The President and the Democrats will most likely position themselves as the defenders of everyman and everywoman. The smart strategy would be to crowd the center right on the political scale and appear to be moderates struggling to protect the gains the working and middle class have achieved during Obama’s presidency. Any capitulation to the “crazies” by the President will further separate him from those important to his reelection. His job approval ratings exceed the unfavorable for the first time since July. Therefore, he has only to campaign against the forces of darkness with plenty of examples for others to fear. In full campaign mode, he will likely suit up for this one; he has no choice.

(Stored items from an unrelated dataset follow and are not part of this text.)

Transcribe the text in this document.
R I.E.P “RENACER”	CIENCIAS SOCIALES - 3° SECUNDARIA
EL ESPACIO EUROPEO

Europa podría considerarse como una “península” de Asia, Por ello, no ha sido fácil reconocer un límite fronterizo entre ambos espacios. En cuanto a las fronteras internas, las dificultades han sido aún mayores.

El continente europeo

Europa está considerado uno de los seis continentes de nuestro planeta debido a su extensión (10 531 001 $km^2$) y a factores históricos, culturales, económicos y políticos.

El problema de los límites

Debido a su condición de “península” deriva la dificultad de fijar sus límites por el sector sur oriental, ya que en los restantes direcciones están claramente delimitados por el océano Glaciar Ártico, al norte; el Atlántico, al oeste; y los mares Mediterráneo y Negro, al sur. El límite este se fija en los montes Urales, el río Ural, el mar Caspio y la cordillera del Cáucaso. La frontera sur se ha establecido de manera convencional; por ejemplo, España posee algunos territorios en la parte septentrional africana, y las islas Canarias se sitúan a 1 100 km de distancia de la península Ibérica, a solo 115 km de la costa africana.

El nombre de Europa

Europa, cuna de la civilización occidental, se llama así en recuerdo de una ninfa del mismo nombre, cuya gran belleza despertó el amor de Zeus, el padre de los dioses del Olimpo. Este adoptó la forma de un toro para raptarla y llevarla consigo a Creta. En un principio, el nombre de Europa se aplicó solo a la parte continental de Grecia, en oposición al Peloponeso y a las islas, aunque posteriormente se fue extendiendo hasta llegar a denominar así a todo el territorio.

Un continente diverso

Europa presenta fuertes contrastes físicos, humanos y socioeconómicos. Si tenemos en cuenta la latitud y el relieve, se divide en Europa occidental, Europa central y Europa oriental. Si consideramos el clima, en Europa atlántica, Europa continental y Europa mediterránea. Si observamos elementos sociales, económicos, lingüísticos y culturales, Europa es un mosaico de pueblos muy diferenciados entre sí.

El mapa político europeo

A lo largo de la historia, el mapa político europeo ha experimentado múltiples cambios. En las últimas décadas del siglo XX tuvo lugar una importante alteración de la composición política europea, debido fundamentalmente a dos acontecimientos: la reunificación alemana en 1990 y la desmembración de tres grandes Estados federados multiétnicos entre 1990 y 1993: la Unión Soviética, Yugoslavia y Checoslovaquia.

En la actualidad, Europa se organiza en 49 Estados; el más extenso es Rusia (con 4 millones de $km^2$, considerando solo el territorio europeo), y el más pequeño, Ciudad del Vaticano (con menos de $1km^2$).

The voters are not bystanders to the struggle. Our advantage is, we know we are the objects of the struggle. We will be lied to; facts will be distorted and we will experience levels of boredom, frustration, and just plain anger at the guile and duplicitousness of many of the candidates. However, the process necessitates that we elect candidates — and we will.
What is so ironic is that candidates who present themselves to us as champions of democracy are also architects of strategies to restrict the franchise of some and deny others the right to vote. The political process here at home is ever more sordid, costly, corrupt, and uninspiring.
In 2012, we will bear witness to campaigns that may set new highs for their costs and new lows for negative attacks. We may also bear witness to a serious third party candidate for the presidency. Few would argue that the voters deserve a broader menu of choices. While the candidates for state houses, the Congress, and the White House are locked in political combat, the rest of us could at least pledge to exact retribution from those we elect who, once in office, choose to become captives of the oligarchs and their deep pockets. We, too, are stakeholders in the struggle.